Grocery stores, union in talks
The Washington-area local union that represents about 20,000 workers at the Giant Food, Safeway and Super Fresh grocery chains said yesterday that it has requested permission from its parent union to call a strike if negotiations do not produce an agreement.
The request from United Food and Commercial Workers Local 400 is a routine move as contract talks near a deadline. The contracts between the union, which represents employees at more than 250 Washington-area stores, expires Sept. 12.
Nursing home site auctioned off
The building that houses the Baltimore Nursing and Convalescent Center at 140 W. Lafayette Ave. in Bolton Hill was sold at auction yesterday for $825,000 to a local company, Mortgage Servicing Group, which had foreclosed on the property. Mortgage Servicing initiated foreclosure proceedings last year against the previous owner, Bolton Hill Limited Partnership.
In court documents, Mortgage Servicing Group said the debtor owed more than $2.5 million as of June 30, 1991. Bolton Hill Limited Partnership subsequently filed for protection from creditors under Chapter 11 of the U.S. Bankruptcy Code. A spokesman said the nursing home would remain.
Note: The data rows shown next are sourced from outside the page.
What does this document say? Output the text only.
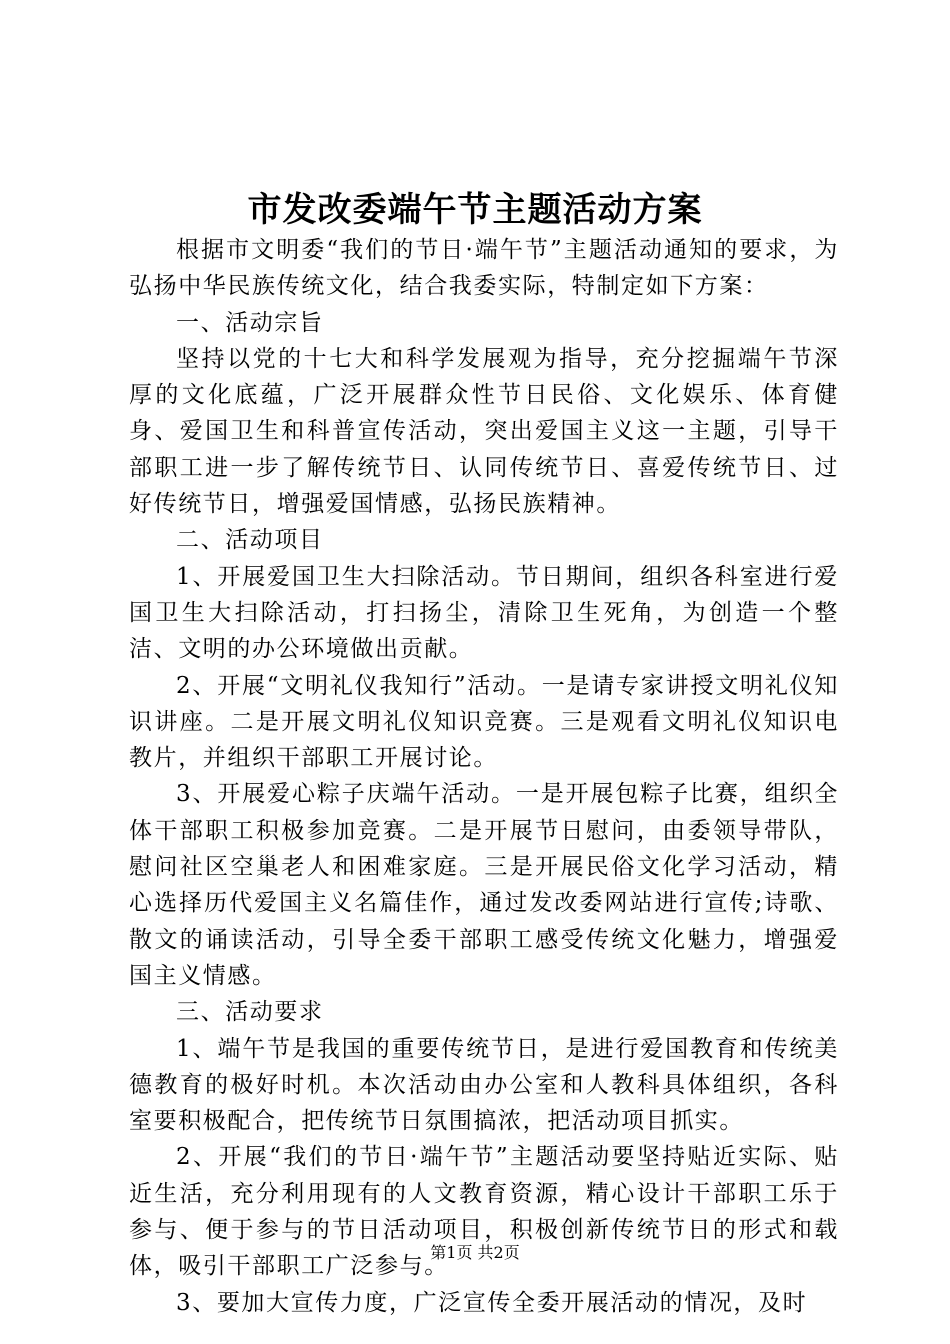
市发改委端午节主题活动方案

根据市文明委“我们的节日·端午节”主题活动通知的要求，为弘扬中华民族传统文化，结合我委实际，特制定如下方案：

一、活动宗旨

坚持以党的十七大和科学发展观为指导，充分挖掘端午节深厚的文化底蕴，广泛开展群众性节日民俗、文化娱乐、体育健身、爱国卫生和科普宣传活动，突出爱国主义这一主题，引导干部职工进一步了解传统节日、认同传统节日、喜爱传统节日、过好传统节日，增强爱国情感，弘扬民族精神。

二、活动项目

1、开展爱国卫生大扫除活动。节日期间，组织各科室进行爱国卫生大扫除活动，打扫扬尘，清除卫生死角，为创造一个整洁、文明的办公环境做出贡献。

2、开展“文明礼仪我知行”活动。一是请专家讲授文明礼仪知识讲座。二是开展文明礼仪知识竞赛。三是观看文明礼仪知识电教片，并组织干部职工开展讨论。

3、开展爱心粽子庆端午活动。一是开展包粽子比赛，组织全体干部职工积极参加竞赛。二是开展节日慰问，由委领导带队，慰问社区空巢老人和困难家庭。三是开展民俗文化学习活动，精心选择历代爱国主义名篇佳作，通过发改委网站进行宣传;诗歌、散文的诵读活动，引导全委干部职工感受传统文化魅力，增强爱国主义情感。

三、活动要求

1、端午节是我国的重要传统节日，是进行爱国教育和传统美德教育的极好时机。本次活动由办公室和人教科具体组织，各科室要积极配合，把传统节日氛围搞浓，把活动项目抓实。

2、开展“我们的节日·端午节”主题活动要坚持贴近实际、贴近生活，充分利用现有的人文教育资源，精心设计干部职工乐于参与、便于参与的节日活动项目，积极创新传统节日的形式和载体，吸引干部职工广泛参与。

3、要加大宣传力度，广泛宣传全委开展活动的情况，及时

第1页 共2页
Cable regulation bill advances
In a big step toward re-regulation of the cable television industry, House and Senate negotiators agreed yesterday on a measure that would require local cable systems to negotiate licenses from local broadcast stations to retransmit their signals. The change could provide broadcasters with hundreds of millions of dollars in royalties.
Agreement on the provision set the stage for final passage of the legislation.
GM unveils its credit card
After considerable hype, General Motors unveiled its credit card to generally favorable reviews from industry analysts, some of whom say it is the most important new national card since AT&T; introduced its Universal card in March 1990.
The GM Card, unveiled yesterday, has no annual fee and carries a 16.4 percent adjustable interest rate, which is below the industry average of about 18 percent. The card's key feature is a rebate program. Consumers can receive a 5 percent rebate, up to $500 a year, to be used toward purchase or lease of any GM car or truck -- except the company's popular Saturn cars.